Ağrı, bir kişinin tehlikeyi zamanında fark etmesini ve ona tepki vermesini sağlayan en büyük evrimsel mekanizmadır. Ağrı reseptörleri, bilgiyi almaktan ve ardından ağrı merkezindeki beyne iletmekten sorumlu özel hücrelerdir. Bu sinir hücrelerinin nerede olduğu ve nasıl çalıştıkları hakkında daha fazla bilgiyi bu makalede okuyabilirsiniz.

Ağrı

Ağrı, nöronlar tarafından beynimize iletilen hoş olmayan bir histir. Rahatsızlık bir nedenle ortaya çıkar: vücutta gerçek veya olası bir hasarı işaret eder. Örneğin, elinizi ateşe çok yaklaştırırsanız, sağlıklı adam hemen kaldırır. Bu, olası veya devam eden sorunları anında bildiren ve bizi bunları düzeltmek için her şeyi yapmaya zorlayan güçlü bir savunma mekanizmasıdır. Ağrı genellikle belirli bir yaralanma veya yaralanmanın göstergesidir, ancak aynı zamanda kronik ve güçten düşürücü de olabilir. Bazı insanlarda ağrı alıcıları aşırı duyarlıdır ve bunun sonucunda rahatsızlığa neden oldukları için herhangi bir dokunma korkusu geliştirirler.

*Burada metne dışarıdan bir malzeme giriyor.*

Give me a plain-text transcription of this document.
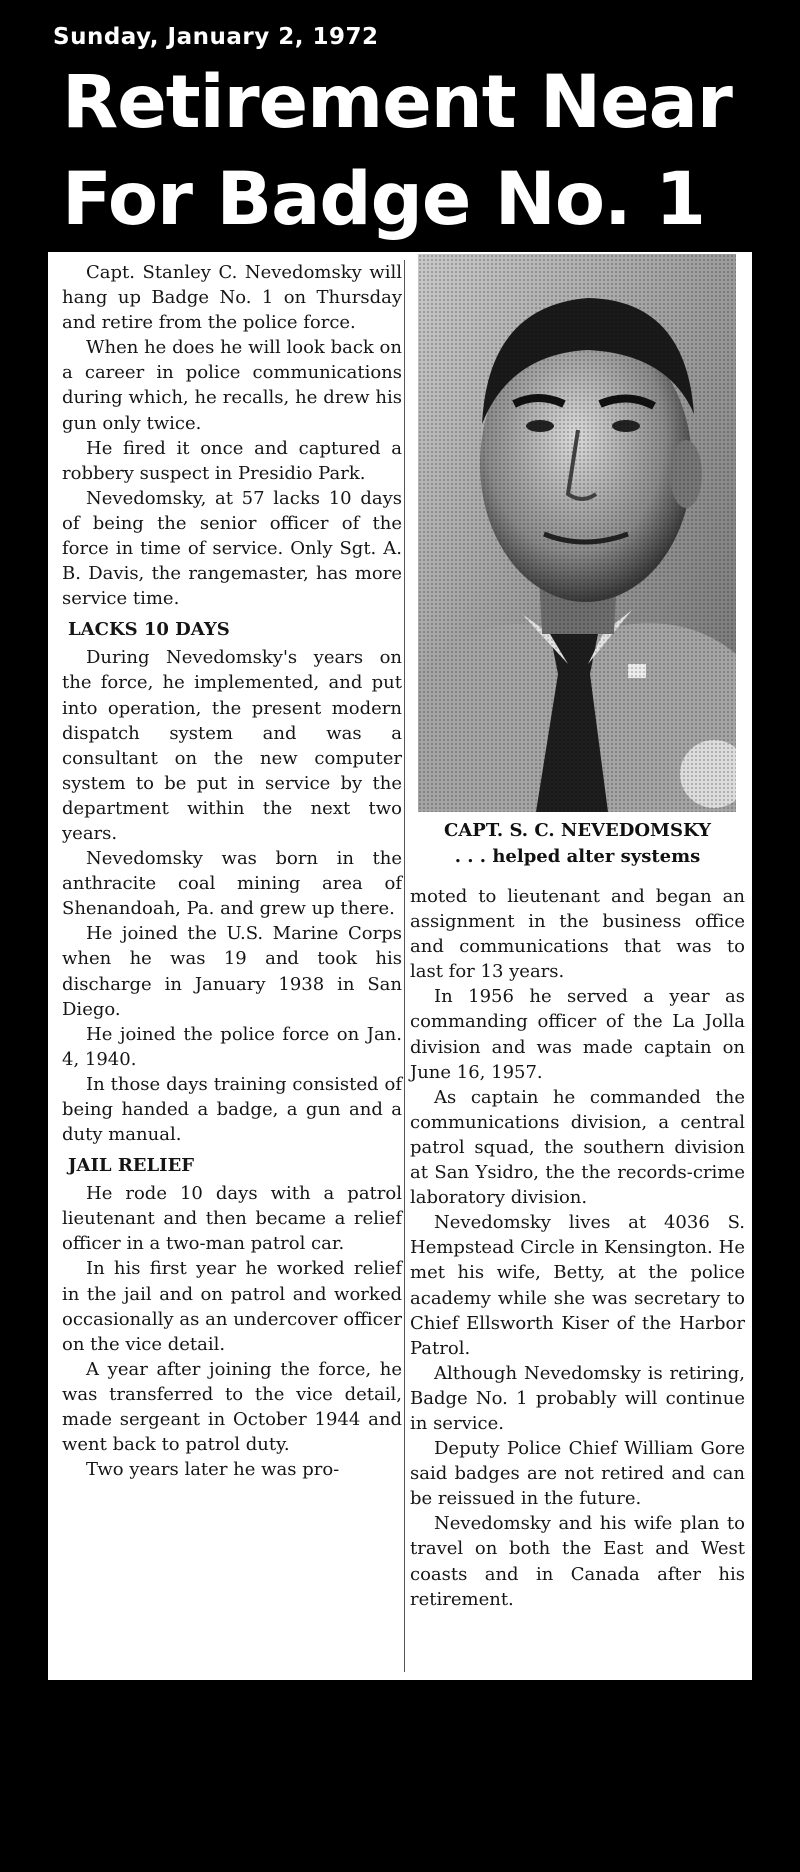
Sunday, January 2, 1972
Retirement Near
For Badge No. 1

Capt. Stanley C. Nevedomsky will hang up Badge No. 1 on Thursday and retire from the police force.

When he does he will look back on a career in police communications during which, he recalls, he drew his gun only twice.

He fired it once and captured a robbery suspect in Presidio Park.

Nevedomsky, at 57 lacks 10 days of being the senior officer of the force in time of service. Only Sgt. A. B. Davis, the rangemaster, has more service time.

LACKS 10 DAYS

During Nevedomsky's years on the force, he implemented, and put into operation, the present modern dispatch system and was a consultant on the new computer system to be put in service by the department within the next two years.

Nevedomsky was born in the anthracite coal mining area of Shenandoah, Pa. and grew up there.

He joined the U.S. Marine Corps when he was 19 and took his discharge in January 1938 in San Diego.

He joined the police force on Jan. 4, 1940.

In those days training consisted of being handed a badge, a gun and a duty manual.

JAIL RELIEF

He rode 10 days with a patrol lieutenant and then became a relief officer in a two-man patrol car.

In his first year he worked relief in the jail and on patrol and worked occasionally as an undercover officer on the vice detail.

A year after joining the force, he was transferred to the vice detail, made sergeant in October 1944 and went back to patrol duty.

Two years later he was pro-

CAPT. S. C. NEVEDOMSKY
. . . helped alter systems

moted to lieutenant and began an assignment in the business office and communications that was to last for 13 years.

In 1956 he served a year as commanding officer of the La Jolla division and was made captain on June 16, 1957.

As captain he commanded the communications division, a central patrol squad, the southern division at San Ysidro, the the records-crime laboratory division.

Nevedomsky lives at 4036 S. Hempstead Circle in Kensington. He met his wife, Betty, at the police academy while she was secretary to Chief Ellsworth Kiser of the Harbor Patrol.

Although Nevedomsky is retiring, Badge No. 1 probably will continue in service.

Deputy Police Chief William Gore said badges are not retired and can be reissued in the future.

Nevedomsky and his wife plan to travel on both the East and West coasts and in Canada after his retirement.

Nosiseptörlerin sağlıklı bir vücuttaki etki prensibini bilmek, ağrı sendromunun neyle ilişkili olduğunu, nasıl tedavi edileceğini ve ayrıca hangi sebeplerin nöronların aşırı duyarlılığına neden olduğunu anlamak için gereklidir. Dünya Sağlık Örgütü artık hiçbir insanın herhangi bir acıya dayanmaması gerektiğini kabul etti. Piyasada tamamen durdurabilen veya önemli ölçüde azaltabilen birçok ilaç var. ağrı kanser hastalarında bile.

Ağrı neden gereklidir?

Çoğu zaman, ağrı yaralanma veya hastalık nedeniyle oluşur. Örneğin sivri bir nesneye dokunduğumuzda vücutta ne olur? Bu sırada cildimizin yüzeyinde bulunan reseptörler aşırı uyarıyı tanır. Henüz acı hissetmiyoruz, bununla ilgili sinyal zaten sinapslardan beyne gidiyor. Mesajı aldıktan sonra beyin harekete geçme sinyali verir ve biz de elimizi çekeriz. Tüm bu karmaşık mekanizma, kelimenin tam anlamıyla saniyenin binde biri kadar sürer, çünkü bir kişinin hayatı, reaksiyonun hızına bağlıdır.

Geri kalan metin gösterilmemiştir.